Perante o silêncio incompreensível dos comentadores políticos de serviço, dos secretos admiradores do «empreendedorismo» à la Daniel Oliveira, recebo no meu e-mail pedidos tímidos de acção solidária:

«These are very critical days for the future of Turkey. The government is taken by surprise. If they manage to recover before they're taken down, they will take enormous measures. They will use this to their advantage. I do hope that doesn't happen.»


Um fósforo molhado

Por cá, tenho a sensação de viver um mundo de pernas para o ar. Dúzias de possíveis faíscas já cintilaram – mas nenhuma incendeia a palha em que vivemos.

Podia ter acontecido esse incendiar, nos 6 últimos anos, por ocasião do encerramento duma escola; ou de um posto de saúde; ou de uma ligação ferroviária sem a qual dificilmente a população consegue deslocar-se para o trabalho; ou de um estabelecimento de restauração que não pôde cumprir a norma 4728 da ASAE, apesar de muito estimado pelos seus clientes; ou de 200 postos de correios por esse país fora; ou...

Podia ter acontecido de cada vez que esse personagem tenebroso que dá pelo nome de Zé Sá Fernandes abate fileiras inteiras de árvores históricas na cidade de Lisboa, ou destrói os espaços públicos verdes, tornando-os estéreis, e os atapeta com uma mistura de pó de vidro que é um crime maior contra a saúde pública.

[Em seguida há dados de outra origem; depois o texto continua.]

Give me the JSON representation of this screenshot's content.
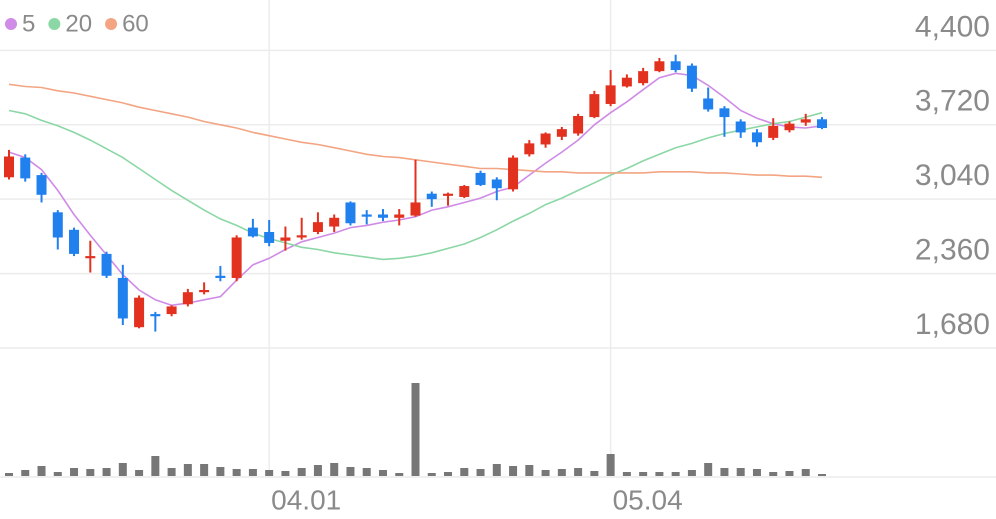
{
  "chart_data": {
    "type": "candlestick",
    "categories": [
      null,
      null,
      null,
      null,
      null,
      null,
      null,
      null,
      null,
      null,
      null,
      null,
      null,
      null,
      null,
      null,
      "04.01",
      null,
      null,
      null,
      null,
      null,
      null,
      null,
      null,
      null,
      null,
      null,
      null,
      null,
      null,
      null,
      null,
      null,
      null,
      null,
      null,
      "05.04",
      null,
      null,
      null,
      null,
      null,
      null,
      null,
      null,
      null,
      null,
      null,
      null,
      null
    ],
    "open": [
      3240,
      3420,
      3260,
      2920,
      2760,
      2500,
      2540,
      2320,
      1870,
      1990,
      1990,
      2080,
      2190,
      2340,
      2320,
      2780,
      2740,
      2660,
      2690,
      2740,
      2790,
      3010,
      2900,
      2900,
      2870,
      2890,
      3090,
      3070,
      3060,
      3280,
      3220,
      3130,
      3450,
      3540,
      3610,
      3640,
      3790,
      3910,
      4070,
      4100,
      4210,
      4300,
      4260,
      3960,
      3870,
      3750,
      3650,
      3600,
      3670,
      3740,
      3770
    ],
    "high": [
      3490,
      3450,
      3280,
      2940,
      2780,
      2660,
      2560,
      2440,
      2160,
      2010,
      2070,
      2220,
      2280,
      2430,
      2710,
      2860,
      2850,
      2790,
      2870,
      2920,
      2900,
      3020,
      2940,
      2950,
      2950,
      3400,
      3110,
      3100,
      3170,
      3300,
      3240,
      3440,
      3580,
      3650,
      3700,
      3820,
      4030,
      4220,
      4180,
      4240,
      4330,
      4360,
      4280,
      4060,
      3890,
      3770,
      3680,
      3780,
      3750,
      3820,
      3790
    ],
    "low": [
      3220,
      3200,
      3010,
      2580,
      2520,
      2370,
      2320,
      1890,
      1860,
      1830,
      1970,
      2060,
      2170,
      2290,
      2290,
      2690,
      2610,
      2570,
      2670,
      2720,
      2740,
      2800,
      2810,
      2840,
      2800,
      2880,
      2970,
      2980,
      3050,
      3160,
      3030,
      3110,
      3430,
      3510,
      3580,
      3620,
      3780,
      3890,
      4060,
      4080,
      4200,
      4200,
      4020,
      3840,
      3610,
      3600,
      3520,
      3580,
      3650,
      3710,
      3680
    ],
    "close": [
      3430,
      3230,
      3080,
      2690,
      2540,
      2520,
      2340,
      1950,
      2140,
      1970,
      2060,
      2190,
      2210,
      2320,
      2690,
      2700,
      2640,
      2690,
      2710,
      2830,
      2870,
      2820,
      2880,
      2870,
      2900,
      3010,
      3040,
      3090,
      3160,
      3170,
      3140,
      3420,
      3550,
      3640,
      3680,
      3800,
      4000,
      4080,
      4150,
      4210,
      4300,
      4220,
      4050,
      3860,
      3790,
      3650,
      3560,
      3710,
      3730,
      3770,
      3690
    ],
    "up_color": "#e2321f",
    "down_color": "#1f80ee",
    "series": [
      {
        "name": "5",
        "color": "#cf8be6",
        "values": [
          3470,
          3420,
          3310,
          3120,
          2900,
          2710,
          2530,
          2350,
          2210,
          2120,
          2070,
          2090,
          2120,
          2150,
          2300,
          2440,
          2500,
          2580,
          2650,
          2690,
          2730,
          2780,
          2800,
          2830,
          2850,
          2880,
          2940,
          2970,
          3010,
          3050,
          3110,
          3150,
          3260,
          3370,
          3470,
          3580,
          3720,
          3830,
          3930,
          4040,
          4150,
          4190,
          4170,
          4080,
          3970,
          3850,
          3780,
          3730,
          3700,
          3690,
          3710
        ]
      },
      {
        "name": "20",
        "color": "#8bd7a5",
        "values": [
          3850,
          3820,
          3760,
          3710,
          3650,
          3580,
          3500,
          3420,
          3320,
          3220,
          3120,
          3030,
          2940,
          2860,
          2800,
          2730,
          2680,
          2640,
          2600,
          2580,
          2550,
          2530,
          2510,
          2490,
          2500,
          2520,
          2550,
          2590,
          2630,
          2690,
          2760,
          2840,
          2910,
          2990,
          3050,
          3120,
          3190,
          3260,
          3320,
          3390,
          3450,
          3510,
          3550,
          3600,
          3640,
          3670,
          3700,
          3730,
          3750,
          3790,
          3830
        ]
      },
      {
        "name": "60",
        "color": "#f3a583",
        "values": [
          4090,
          4070,
          4060,
          4030,
          4010,
          3980,
          3950,
          3920,
          3880,
          3850,
          3820,
          3790,
          3750,
          3720,
          3690,
          3650,
          3620,
          3590,
          3560,
          3540,
          3510,
          3480,
          3450,
          3430,
          3420,
          3400,
          3380,
          3360,
          3340,
          3320,
          3320,
          3310,
          3300,
          3290,
          3290,
          3280,
          3280,
          3280,
          3280,
          3280,
          3290,
          3290,
          3290,
          3280,
          3280,
          3270,
          3260,
          3260,
          3250,
          3250,
          3240
        ]
      }
    ],
    "volume": {
      "color": "#777777",
      "ylim": [
        0,
        100
      ],
      "values": [
        3,
        6,
        10,
        4,
        8,
        7,
        8,
        13,
        6,
        20,
        8,
        12,
        12,
        9,
        7,
        7,
        6,
        5,
        8,
        11,
        13,
        9,
        8,
        6,
        3,
        93,
        3,
        4,
        8,
        7,
        12,
        10,
        11,
        6,
        7,
        8,
        5,
        22,
        4,
        4,
        4,
        4,
        6,
        13,
        8,
        8,
        7,
        4,
        5,
        7,
        2
      ]
    },
    "ylim": [
      1680,
      4860
    ],
    "yticks": [
      {
        "value": 1680,
        "label": "1,680"
      },
      {
        "value": 2360,
        "label": "2,360"
      },
      {
        "value": 3040,
        "label": "3,040"
      },
      {
        "value": 3720,
        "label": "3,720"
      },
      {
        "value": 4400,
        "label": "4,400"
      }
    ],
    "grid": true
  }
}
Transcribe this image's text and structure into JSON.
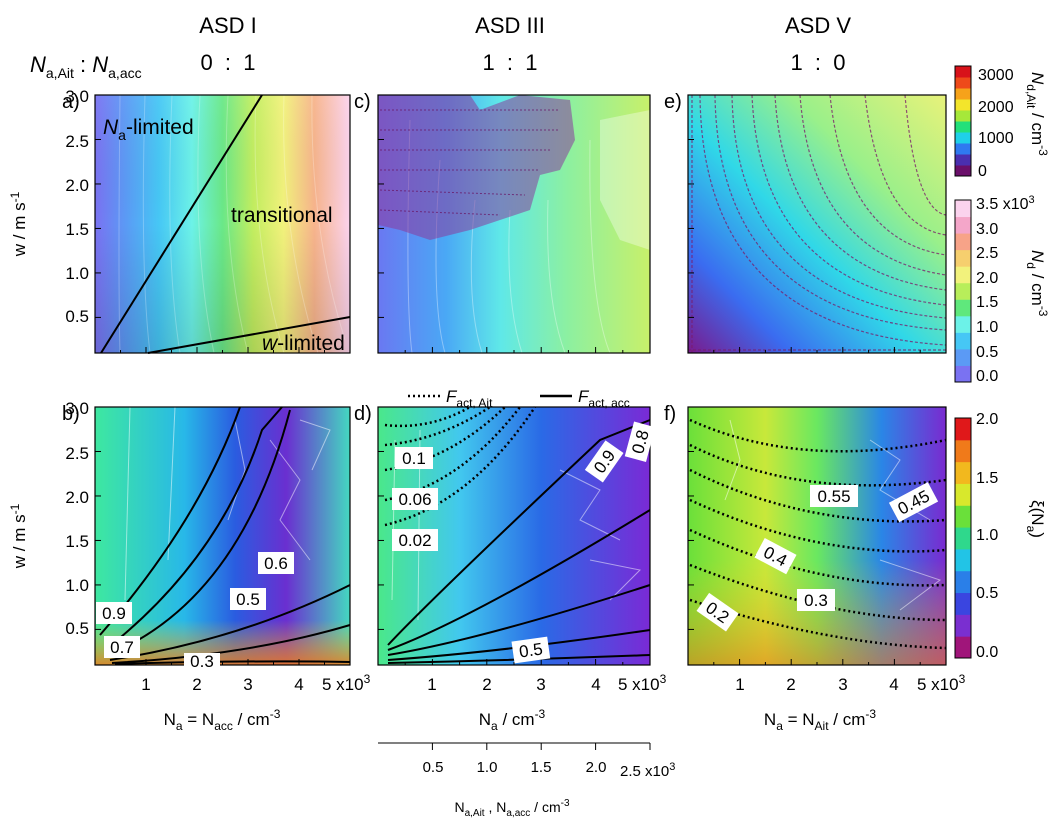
{
  "figure": {
    "ratio_label": {
      "main1": "N",
      "sub1": "a,Ait",
      "colon": " : ",
      "main2": "N",
      "sub2": "a,acc"
    },
    "columns": [
      {
        "title": "ASD I",
        "ratio": "0  :  1"
      },
      {
        "title": "ASD III",
        "ratio": "1  :  1"
      },
      {
        "title": "ASD V",
        "ratio": "1  :  0"
      }
    ],
    "panel_letters": [
      "a)",
      "b)",
      "c)",
      "d)",
      "e)",
      "f)"
    ],
    "y_label": {
      "text": "w / m s",
      "sup": "-1"
    },
    "y_ticks": [
      "0.5",
      "1.0",
      "1.5",
      "2.0",
      "2.5",
      "3.0"
    ],
    "x_ticks": [
      "1",
      "2",
      "3",
      "4"
    ],
    "x_last_tick": {
      "num": "5 x10",
      "sup": "3"
    },
    "x_labels": [
      {
        "pre": "N",
        "sub": "a",
        "mid": " = N",
        "sub2": "acc",
        "post": " / cm",
        "sup": "-3"
      },
      {
        "pre": "N",
        "sub": "a",
        "mid": "",
        "sub2": "",
        "post": " / cm",
        "sup": "-3"
      },
      {
        "pre": "N",
        "sub": "a",
        "mid": " = N",
        "sub2": "Ait",
        "post": "  / cm",
        "sup": "-3"
      }
    ],
    "secondary_axis": {
      "ticks": [
        "0.5",
        "1.0",
        "1.5",
        "2.0"
      ],
      "last_tick": {
        "num": "2.5 x10",
        "sup": "3"
      },
      "label": {
        "p1": "N",
        "s1": "a,Ait",
        "mid": " , N",
        "s2": "a,acc",
        "post": " / cm",
        "sup": "-3"
      }
    },
    "regime_labels": {
      "na_limited": {
        "main": "N",
        "sub": "a",
        "rest": "-limited"
      },
      "transitional": "transitional",
      "w_limited": {
        "italic": "w",
        "rest": "-limited"
      }
    },
    "legend_d": {
      "dotted": {
        "main": "F",
        "sub": "act, Ait"
      },
      "solid": {
        "main": "F",
        "sub": "act, acc"
      }
    },
    "contour_labels": {
      "b": [
        "0.9",
        "0.7",
        "0.6",
        "0.5",
        "0.3"
      ],
      "d": [
        "0.1",
        "0.06",
        "0.02",
        "0.9",
        "0.8",
        "0.5"
      ],
      "f": [
        "0.55",
        "0.45",
        "0.4",
        "0.3",
        "0.2"
      ]
    },
    "colorbars": [
      {
        "label": {
          "main": "N",
          "sub": "d,Ait",
          "post": " / cm",
          "sup": "-3"
        },
        "ticks": [
          "0",
          "1000",
          "2000",
          "3000"
        ],
        "range": [
          0,
          3500
        ],
        "colors": [
          "#6a0f6a",
          "#4a2fb0",
          "#2f79f0",
          "#1fd0e8",
          "#23e07a",
          "#a6e83a",
          "#f3e52b",
          "#f6a21a",
          "#ee4a1a",
          "#d8121a"
        ]
      },
      {
        "label": {
          "main": "N",
          "sub": "d",
          "post": " / cm",
          "sup": "-3"
        },
        "ticks": [
          "0.0",
          "0.5",
          "1.0",
          "1.5",
          "2.0",
          "2.5",
          "3.0"
        ],
        "top_tick": {
          "num": "3.5 x10",
          "sup": "3"
        },
        "range": [
          0,
          3500
        ],
        "colors": [
          "#7a72f2",
          "#5b9af5",
          "#46c7f5",
          "#6cf2e8",
          "#5fe87c",
          "#b8ee5a",
          "#f2f27c",
          "#f6cf6e",
          "#f7a388",
          "#f4a6c9",
          "#fbd3ee"
        ]
      },
      {
        "label": {
          "main": "ξ(N",
          "sub": "a",
          "post": ")",
          "sup": ""
        },
        "ticks": [
          "0.0",
          "0.5",
          "1.0",
          "1.5",
          "2.0"
        ],
        "range": [
          0,
          2
        ],
        "colors": [
          "#a0157a",
          "#7a2fd0",
          "#3a45e0",
          "#2a7fe8",
          "#22c4e6",
          "#2fd88c",
          "#6ae03a",
          "#d8e82c",
          "#f2b81e",
          "#f07a1a",
          "#e0181a"
        ]
      }
    ]
  },
  "chart_data": [
    {
      "panel": "a",
      "type": "heatmap",
      "title": "ASD I",
      "xlabel": "N_a = N_acc / cm^-3",
      "ylabel": "w / m s^-1",
      "xlim": [
        0,
        5000
      ],
      "ylim": [
        0.1,
        3.0
      ],
      "colorbar": "N_d / cm^-3",
      "regime_boundaries": [
        {
          "x": [
            0,
            2500
          ],
          "y": [
            0.1,
            3.0
          ]
        },
        {
          "x": [
            250,
            5000
          ],
          "y": [
            0.1,
            0.5
          ]
        }
      ],
      "annotations": [
        "N_a-limited",
        "transitional",
        "w-limited"
      ]
    },
    {
      "panel": "b",
      "type": "heatmap",
      "xlabel": "N_a = N_acc / cm^-3",
      "ylabel": "w / m s^-1",
      "xlim": [
        0,
        5000
      ],
      "ylim": [
        0.1,
        3.0
      ],
      "colorbar": "ξ(N_a)",
      "contour_labels": [
        0.9,
        0.7,
        0.6,
        0.5,
        0.3
      ]
    },
    {
      "panel": "c",
      "type": "heatmap",
      "title": "ASD III",
      "xlim": [
        0,
        5000
      ],
      "ylim": [
        0.1,
        3.0
      ],
      "colorbar": "N_d / cm^-3 with N_d,Ait overlay"
    },
    {
      "panel": "d",
      "type": "heatmap",
      "xlabel": "N_a / cm^-3",
      "xlim": [
        0,
        5000
      ],
      "ylim": [
        0.1,
        3.0
      ],
      "colorbar": "ξ(N_a)",
      "secondary_x": {
        "label": "N_a,Ait , N_a,acc / cm^-3",
        "lim": [
          0,
          2500
        ]
      },
      "legend": [
        "F_act, Ait",
        "F_act, acc"
      ],
      "contour_labels_dotted": [
        0.1,
        0.06,
        0.02
      ],
      "contour_labels_solid": [
        0.9,
        0.8,
        0.5
      ]
    },
    {
      "panel": "e",
      "type": "heatmap",
      "title": "ASD V",
      "xlim": [
        0,
        5000
      ],
      "ylim": [
        0.1,
        3.0
      ],
      "colorbar": "N_d,Ait / cm^-3"
    },
    {
      "panel": "f",
      "type": "heatmap",
      "xlabel": "N_a = N_Ait / cm^-3",
      "xlim": [
        0,
        5000
      ],
      "ylim": [
        0.1,
        3.0
      ],
      "colorbar": "ξ(N_a)",
      "contour_labels": [
        0.55,
        0.45,
        0.4,
        0.3,
        0.2
      ]
    }
  ]
}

Podia ter acontecido de cada vez que a Câmara de Lisboa vende edifícios históricos em que as obras de arte neles contidas valem mais do que a quantia paga pelos privados que adquiriram o edifício, com autorização para o destruir. Podia ter acontecido quando um pequeno grupo de gente bem intencionada tenta ocupar esse edifício e preservá-lo, sendo prontamente expulso pela polícia. Podia ter acontecido de cada vez que uma tapada é privatizada para proveito de empreendimentos turísticos, quebrando uma tradição centenar que a facultava livremente como espaço público.

Mas não. Nada acontece. Vivemos num país de capados que choramingam a desgraça que lhes acontece sem levantarem um dedo contra a danada. É isto um mistério. Que forma inesperada, inimaginável, deverá assumir a fagulha, para ressuscitar os capados do seu torpor?

A aleivosia dos tutores

Ao fim do dia 1 de Junho de 2013, começo a receber mensagens de gente envolvida na manifestação convocada pelo QSLT: onde estavas tu? porque faltaste à manif? como justificas a tua contribuição para o relativo falhanço desta iniciativa?

Pois bem, estava a acompanhar outra gente, gente que estava em luta, os moradores de Carnide contra o ataque da privatização que encerra os serviços de proximidade dos CTT; estava solidário, ao lado deles, da forma mais útil que me era possível dentro das minhas limitações.

20 moradores de Carnide, quase todos de cabelos grisalhos, dirigiram-se ao centro da cidade para lavrarem o seu protesto. Eu acompanhei esse protesto. Por isso estava nessa acção e não a brincar às manifestaçõezinhas. Por esse país fora, muitas outras pequenas lutas como esta estavam em curso.

Por isso limito-me a devolver a pergunta: onde estavam vocês?